Изменить размер шрифта - +

Так ждут начала атаки…

Егоров никогда не видел, как варится сталь, никогда не был в Сванетии. В кино он с мальчишеской радостью смотрел фильмы о лесных заповедниках, от души смеялся, видя на экране доверчивую мордочку бобра или енота, с уважением глядел на суровые волны океана, на недоступные вершины гор. Сейчас ему было под пятьдесят, и он уже отчетливо понимал, что, если не уйдет на пенсию и будет продолжать работать, наяву многое из этого, вероятно, уже никогда не увидит.

Восемнадцатилетним ростовским пареньком он ушел с завода в Красную Армию. Некоторые его товарищи попали на погранзаставы, другие — в авиацию, а он — в конвойные войска НКВД, потом в милицию. Сейчас он — майор. Двадцать пять лет пролетели в бесконечных переходах от раскрытых преступлений к другим, нераскрытым, в ожиданиях отпусков, в особом, никогда не становящемся привычным волнении, которое испытываешь, когда идешь по следу преступления; между годовыми отчетами о снижении преступности и ЧП, благодарностями командования и очередными разносами.

Двадцать пять лет пролетели, оставив серебряные следы на висках. Теперь по опыту работы он мог командовать не отделением — отделом, может быть, управлением, если бы тогда, по окончании войны, поехал в Высшую школу или поступил в институт. Но он не поехал, и сейчас не следовало об этом вспоминать…

На тех, кто учился, многие смотрели, как на шкурников; впереди были бендеровцы, айзсарги, просто бандиты. Он работал тогда в ОББ — отделе борьбы с бандитизмом. «Или учиться, или работать», — любил повторять начальник ОББ. Однажды Егоров все-таки чуть не подал заявление в заочный институт. Это было в то лето, когда на набережной пьяный, потерявший человеческий облик негодяй, беспричинно выстрелил в прохожего, оказавшегося отпускным подполковником, Героем Советского Союза. К счастью, подполковник остался жив, но из их отдела никто не попал в отпуск до ноября, пока не нашли преступника. После ОББ он несколько лет работал в разных отделах областного управления, пока в городе не образовали горотдел.

В отделение Ратанова Егоров попросился сам и не жалел, что ушел из управления. Видимо, был он в том возрасте, когда хочется что-то передать поколению, идущему за тобой. Жена замечала его отношение к товарищам по работе и, когда очередной безусый гость уходил из их дома, называя седеющего майора просто Сергеем, ревниво говорила: «Ты — как большая нянька!» Но он чувствовал, что ей нравится слышать, как его зовут просто по имени — это как будто делало его моложе и уменьшало их разницу в годах: женился он поздно.

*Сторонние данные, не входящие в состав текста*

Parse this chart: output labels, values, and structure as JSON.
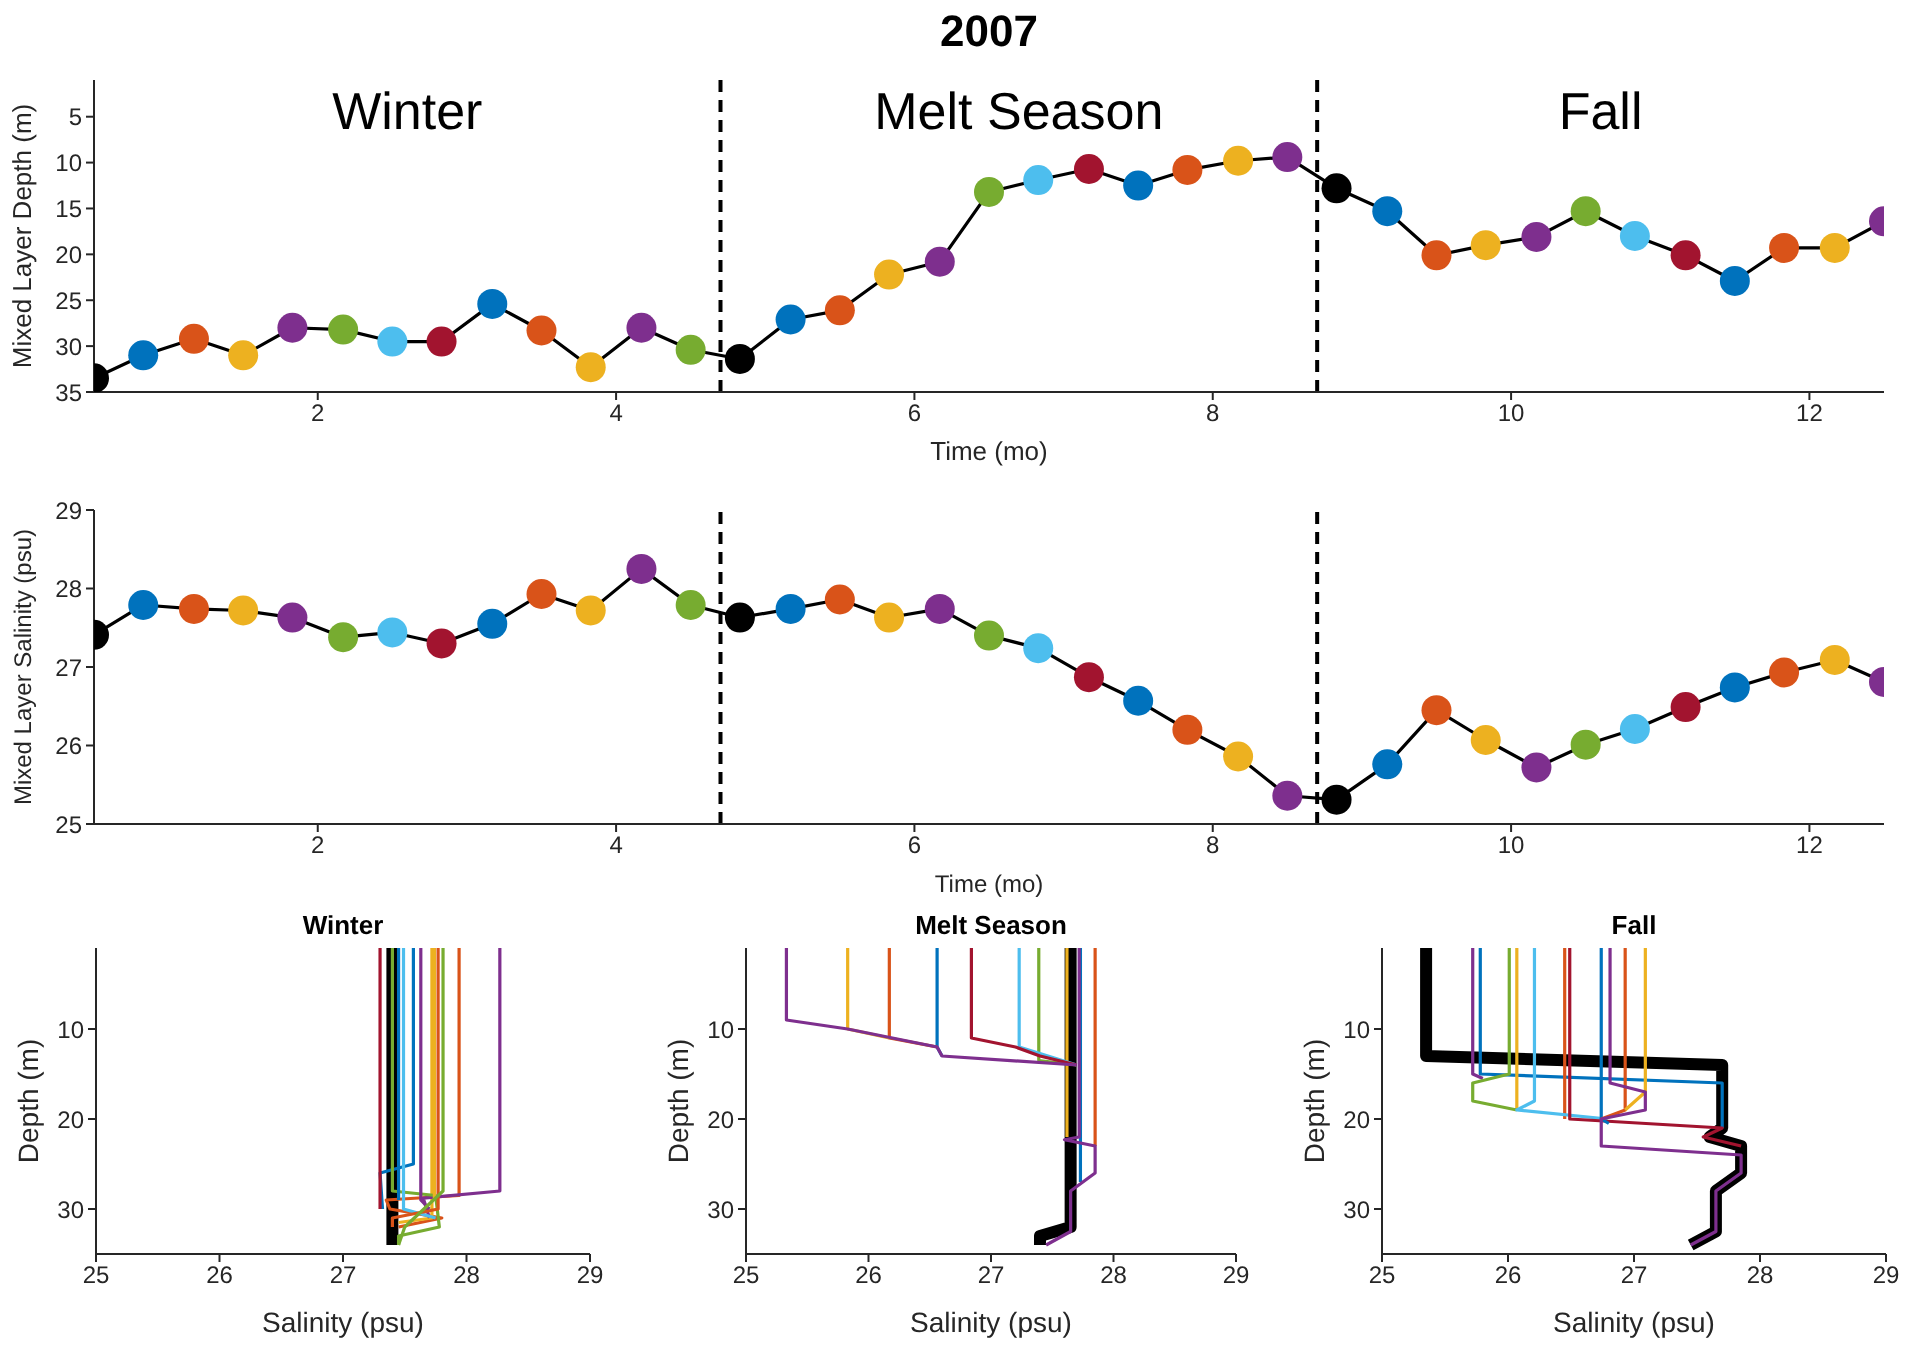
{
  "chart_data": [
    {
      "type": "line",
      "title": "2007",
      "xlabel": "Time (mo)",
      "ylabel": "Mixed Layer Depth (m)",
      "xlim": [
        0.5,
        12.5
      ],
      "xticks": [
        2,
        4,
        6,
        8,
        10,
        12
      ],
      "ylim": [
        35,
        1
      ],
      "yticks": [
        5,
        10,
        15,
        20,
        25,
        30,
        35
      ],
      "marker": "circle",
      "x": [
        0.5,
        0.83,
        1.17,
        1.5,
        1.83,
        2.17,
        2.5,
        2.83,
        3.17,
        3.5,
        3.83,
        4.17,
        4.5,
        4.83,
        5.17,
        5.5,
        5.83,
        6.17,
        6.5,
        6.83,
        7.17,
        7.5,
        7.83,
        8.17,
        8.5,
        8.83,
        9.17,
        9.5,
        9.83,
        10.17,
        10.5,
        10.83,
        11.17,
        11.5,
        11.83,
        12.17,
        12.5
      ],
      "series": [
        {
          "color": "#000000",
          "values": [
            33.5,
            31,
            29.2,
            31,
            28,
            28.2,
            29.5,
            29.5,
            25.4,
            28.3,
            32.3,
            28,
            30.4,
            31.4,
            27.1,
            26.1,
            22.2,
            20.8,
            13.2,
            11.9,
            10.7,
            12.5,
            10.8,
            9.8,
            9.4,
            12.8,
            15.3,
            20.1,
            19,
            18.1,
            15.3,
            18,
            20.1,
            22.9,
            19.3,
            19.3,
            16.4
          ],
          "colors": [
            "#000000",
            "#0072bd",
            "#d95319",
            "#edb120",
            "#7e2f8e",
            "#77ac30",
            "#4dbeee",
            "#a2142f",
            "#0072bd",
            "#d95319",
            "#edb120",
            "#7e2f8e",
            "#77ac30",
            "#000000",
            "#0072bd",
            "#d95319",
            "#edb120",
            "#7e2f8e",
            "#77ac30",
            "#4dbeee",
            "#a2142f",
            "#0072bd",
            "#d95319",
            "#edb120",
            "#7e2f8e",
            "#000000",
            "#0072bd",
            "#d95319",
            "#edb120",
            "#7e2f8e",
            "#77ac30",
            "#4dbeee",
            "#a2142f",
            "#0072bd",
            "#d95319",
            "#edb120",
            "#7e2f8e"
          ]
        }
      ],
      "ref_lines": [
        {
          "axis": "x",
          "value": 4.7,
          "color": "#000000",
          "line_style": "dashed"
        },
        {
          "axis": "x",
          "value": 8.7,
          "color": "#000000",
          "line_style": "dashed"
        }
      ],
      "annotations": [
        "Winter",
        "Melt Season",
        "Fall"
      ]
    },
    {
      "type": "line",
      "xlabel": "Time (mo)",
      "ylabel": "Mixed Layer Salinity (psu)",
      "xlim": [
        0.5,
        12.5
      ],
      "xticks": [
        2,
        4,
        6,
        8,
        10,
        12
      ],
      "ylim": [
        25,
        29
      ],
      "yticks": [
        25,
        26,
        27,
        28,
        29
      ],
      "marker": "circle",
      "x": [
        0.5,
        0.83,
        1.17,
        1.5,
        1.83,
        2.17,
        2.5,
        2.83,
        3.17,
        3.5,
        3.83,
        4.17,
        4.5,
        4.83,
        5.17,
        5.5,
        5.83,
        6.17,
        6.5,
        6.83,
        7.17,
        7.5,
        7.83,
        8.17,
        8.5,
        8.83,
        9.17,
        9.5,
        9.83,
        10.17,
        10.5,
        10.83,
        11.17,
        11.5,
        11.83,
        12.17,
        12.5
      ],
      "series": [
        {
          "color": "#000000",
          "values": [
            27.41,
            27.79,
            27.74,
            27.72,
            27.63,
            27.38,
            27.44,
            27.3,
            27.55,
            27.93,
            27.72,
            28.25,
            27.79,
            27.63,
            27.74,
            27.86,
            27.63,
            27.74,
            27.4,
            27.24,
            26.87,
            26.57,
            26.2,
            25.86,
            25.36,
            25.31,
            25.76,
            26.45,
            26.07,
            25.72,
            26.01,
            26.21,
            26.49,
            26.74,
            26.93,
            27.09,
            26.81
          ],
          "colors": [
            "#000000",
            "#0072bd",
            "#d95319",
            "#edb120",
            "#7e2f8e",
            "#77ac30",
            "#4dbeee",
            "#a2142f",
            "#0072bd",
            "#d95319",
            "#edb120",
            "#7e2f8e",
            "#77ac30",
            "#000000",
            "#0072bd",
            "#d95319",
            "#edb120",
            "#7e2f8e",
            "#77ac30",
            "#4dbeee",
            "#a2142f",
            "#0072bd",
            "#d95319",
            "#edb120",
            "#7e2f8e",
            "#000000",
            "#0072bd",
            "#d95319",
            "#edb120",
            "#7e2f8e",
            "#77ac30",
            "#4dbeee",
            "#a2142f",
            "#0072bd",
            "#d95319",
            "#edb120",
            "#7e2f8e"
          ]
        }
      ],
      "ref_lines": [
        {
          "axis": "x",
          "value": 4.7,
          "color": "#000000",
          "line_style": "dashed"
        },
        {
          "axis": "x",
          "value": 8.7,
          "color": "#000000",
          "line_style": "dashed"
        }
      ]
    },
    {
      "type": "line",
      "title": "Winter",
      "xlabel": "Salinity (psu)",
      "ylabel": "Depth (m)",
      "xlim": [
        25,
        29
      ],
      "xticks": [
        25,
        26,
        27,
        28,
        29
      ],
      "ylim": [
        35,
        1
      ],
      "yticks": [
        10,
        20,
        30
      ],
      "series": [
        {
          "color": "#000000",
          "x": [
            27.4,
            27.4
          ],
          "values": [
            1,
            34
          ]
        },
        {
          "color": "#0072bd",
          "x": [
            27.57,
            27.57,
            27.3,
            27.32
          ],
          "values": [
            1,
            25,
            26,
            30
          ]
        },
        {
          "color": "#d95319",
          "x": [
            27.94,
            27.94,
            27.35,
            27.38,
            27.8,
            27.45
          ],
          "values": [
            1,
            28.5,
            29,
            30,
            31,
            32
          ]
        },
        {
          "color": "#edb120",
          "x": [
            27.72,
            27.72,
            27.45
          ],
          "values": [
            1,
            31,
            31.5
          ]
        },
        {
          "color": "#7e2f8e",
          "x": [
            28.27,
            28.27,
            27.65,
            27.7
          ],
          "values": [
            1,
            28,
            28.8,
            31
          ]
        },
        {
          "color": "#77ac30",
          "x": [
            27.4,
            27.4,
            27.75,
            27.78,
            27.45,
            27.45
          ],
          "values": [
            1,
            28,
            28.5,
            32,
            33,
            34
          ]
        },
        {
          "color": "#4dbeee",
          "x": [
            27.49,
            27.49,
            27.75
          ],
          "values": [
            1,
            30,
            31
          ]
        },
        {
          "color": "#a2142f",
          "x": [
            27.3,
            27.3
          ],
          "values": [
            1,
            30
          ]
        },
        {
          "color": "#0072bd",
          "x": [
            27.45,
            27.45
          ],
          "values": [
            1,
            29
          ]
        },
        {
          "color": "#d95319",
          "x": [
            27.77,
            27.77,
            27.4,
            27.4
          ],
          "values": [
            1,
            30,
            31,
            32
          ]
        },
        {
          "color": "#edb120",
          "x": [
            27.74,
            27.74
          ],
          "values": [
            1,
            29
          ]
        },
        {
          "color": "#7e2f8e",
          "x": [
            27.63,
            27.63,
            27.7
          ],
          "values": [
            1,
            29,
            30
          ]
        },
        {
          "color": "#77ac30",
          "x": [
            27.81,
            27.81,
            27.5,
            27.45
          ],
          "values": [
            1,
            28,
            32,
            34
          ]
        }
      ]
    },
    {
      "type": "line",
      "title": "Melt Season",
      "xlabel": "Salinity (psu)",
      "ylabel": "Depth (m)",
      "xlim": [
        25,
        29
      ],
      "xticks": [
        25,
        26,
        27,
        28,
        29
      ],
      "ylim": [
        35,
        1
      ],
      "yticks": [
        10,
        20,
        30
      ],
      "series": [
        {
          "color": "#000000",
          "x": [
            27.65,
            27.65,
            27.4,
            27.4
          ],
          "values": [
            1,
            32,
            33,
            34
          ]
        },
        {
          "color": "#0072bd",
          "x": [
            27.73,
            27.73
          ],
          "values": [
            1,
            27
          ]
        },
        {
          "color": "#d95319",
          "x": [
            27.85,
            27.85
          ],
          "values": [
            1,
            23
          ]
        },
        {
          "color": "#edb120",
          "x": [
            27.62,
            27.62
          ],
          "values": [
            1,
            22
          ]
        },
        {
          "color": "#7e2f8e",
          "x": [
            27.72,
            27.72,
            27.6,
            27.85,
            27.85,
            27.65,
            27.65,
            27.45
          ],
          "values": [
            1,
            22,
            22.3,
            23,
            26,
            28,
            32.5,
            34
          ]
        },
        {
          "color": "#77ac30",
          "x": [
            27.39,
            27.39,
            27.7
          ],
          "values": [
            1,
            13.5,
            14
          ]
        },
        {
          "color": "#4dbeee",
          "x": [
            27.23,
            27.23,
            27.7
          ],
          "values": [
            1,
            12,
            14
          ]
        },
        {
          "color": "#a2142f",
          "x": [
            26.84,
            26.84,
            27.2,
            27.4,
            27.7
          ],
          "values": [
            1,
            11,
            12,
            13,
            14
          ]
        },
        {
          "color": "#0072bd",
          "x": [
            26.56,
            26.56,
            26.6
          ],
          "values": [
            1,
            12,
            13
          ]
        },
        {
          "color": "#d95319",
          "x": [
            26.17,
            26.17,
            26.56
          ],
          "values": [
            1,
            11,
            12
          ]
        },
        {
          "color": "#edb120",
          "x": [
            25.83,
            25.83,
            26.17
          ],
          "values": [
            1,
            10,
            11
          ]
        },
        {
          "color": "#7e2f8e",
          "x": [
            25.33,
            25.33,
            25.83,
            26.56,
            26.6,
            27.7
          ],
          "values": [
            1,
            9,
            10,
            12,
            13,
            14
          ]
        }
      ]
    },
    {
      "type": "line",
      "title": "Fall",
      "xlabel": "Salinity (psu)",
      "ylabel": "Depth (m)",
      "xlim": [
        25,
        29
      ],
      "xticks": [
        25,
        26,
        27,
        28,
        29
      ],
      "ylim": [
        35,
        1
      ],
      "yticks": [
        10,
        20,
        30
      ],
      "series": [
        {
          "color": "#000000",
          "x": [
            25.35,
            25.35,
            27.7,
            27.7,
            27.6,
            27.85,
            27.85,
            27.65,
            27.65,
            27.45
          ],
          "values": [
            1,
            13,
            14,
            21,
            22,
            23,
            26,
            28,
            32.5,
            34
          ]
        },
        {
          "color": "#0072bd",
          "x": [
            25.78,
            25.78,
            27.7,
            27.7
          ],
          "values": [
            1,
            15,
            16,
            21
          ]
        },
        {
          "color": "#d95319",
          "x": [
            26.45,
            26.45
          ],
          "values": [
            1,
            20
          ]
        },
        {
          "color": "#edb120",
          "x": [
            26.07,
            26.07
          ],
          "values": [
            1,
            19
          ]
        },
        {
          "color": "#7e2f8e",
          "x": [
            25.72,
            25.72,
            25.8
          ],
          "values": [
            1,
            15,
            15.5
          ]
        },
        {
          "color": "#77ac30",
          "x": [
            26.01,
            26.01,
            25.72,
            25.72,
            26.07
          ],
          "values": [
            1,
            15,
            16,
            18,
            19
          ]
        },
        {
          "color": "#4dbeee",
          "x": [
            26.21,
            26.21,
            26.07,
            26.79
          ],
          "values": [
            1,
            18,
            19,
            20
          ]
        },
        {
          "color": "#a2142f",
          "x": [
            26.49,
            26.49,
            27.7,
            27.55,
            27.85
          ],
          "values": [
            1,
            20,
            21,
            22,
            23
          ]
        },
        {
          "color": "#0072bd",
          "x": [
            26.74,
            26.74,
            26.8
          ],
          "values": [
            1,
            20,
            20.5
          ]
        },
        {
          "color": "#d95319",
          "x": [
            26.93,
            26.93,
            26.74
          ],
          "values": [
            1,
            19,
            20
          ]
        },
        {
          "color": "#edb120",
          "x": [
            27.09,
            27.09,
            26.93
          ],
          "values": [
            1,
            17,
            19
          ]
        },
        {
          "color": "#7e2f8e",
          "x": [
            26.81,
            26.81,
            27.09,
            27.09,
            26.74,
            26.74,
            27.85,
            27.85,
            27.65,
            27.65,
            27.45
          ],
          "values": [
            1,
            16,
            17,
            19,
            20,
            23,
            24,
            26,
            28,
            32.5,
            34
          ]
        }
      ]
    }
  ]
}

«Большая нянька!» — мысленно улыбнулся Егоров. — Надо же так сказать!»

Тут он услышал скрип, тонкий, еле слышный скрип.

По ту сторону дороги Тамулис, который тоже услышал скрип, схватил Ратанова за руку.

Потом они услышали возню, приглушенный кашель и осторожно двинулись к магазину. Вокруг ничего не было видно, и хотелось идти с закрытыми глазами.

И в этот момент раздался свист.

Гошка сидел под крыльцом магазина и собирался было последовать за Волчарой, который через незапертый нижний люк влез в торговый зал и успел уже сбросить вниз тяжелый рулон какой-то шерсти. Вдруг он заметил Егорова, бежавшего через дорогу к магазину, и свистнул. Ратанов подал знак шоферу. Внутри магазина что-то с грохотом упало — это Волчара второпях сбил с прилавка весы. Увидев еще двоих, Гошка бросился на дорогу, навстречу Егорову. Майор узнал Гошку и сделал шаг в сторону, но Гошка как зачумленный с ломиком кинулся к нему.

Между ними осталось не более трех метров взгорбленной, мощенной булыжником дороги. Егоров успел выстрелить у Гошки над головой, но когда ломик, почти коснувшись его вытянутой руки, просвистел в воздухе, выстрелил еще раз, стараясь попасть в ноги.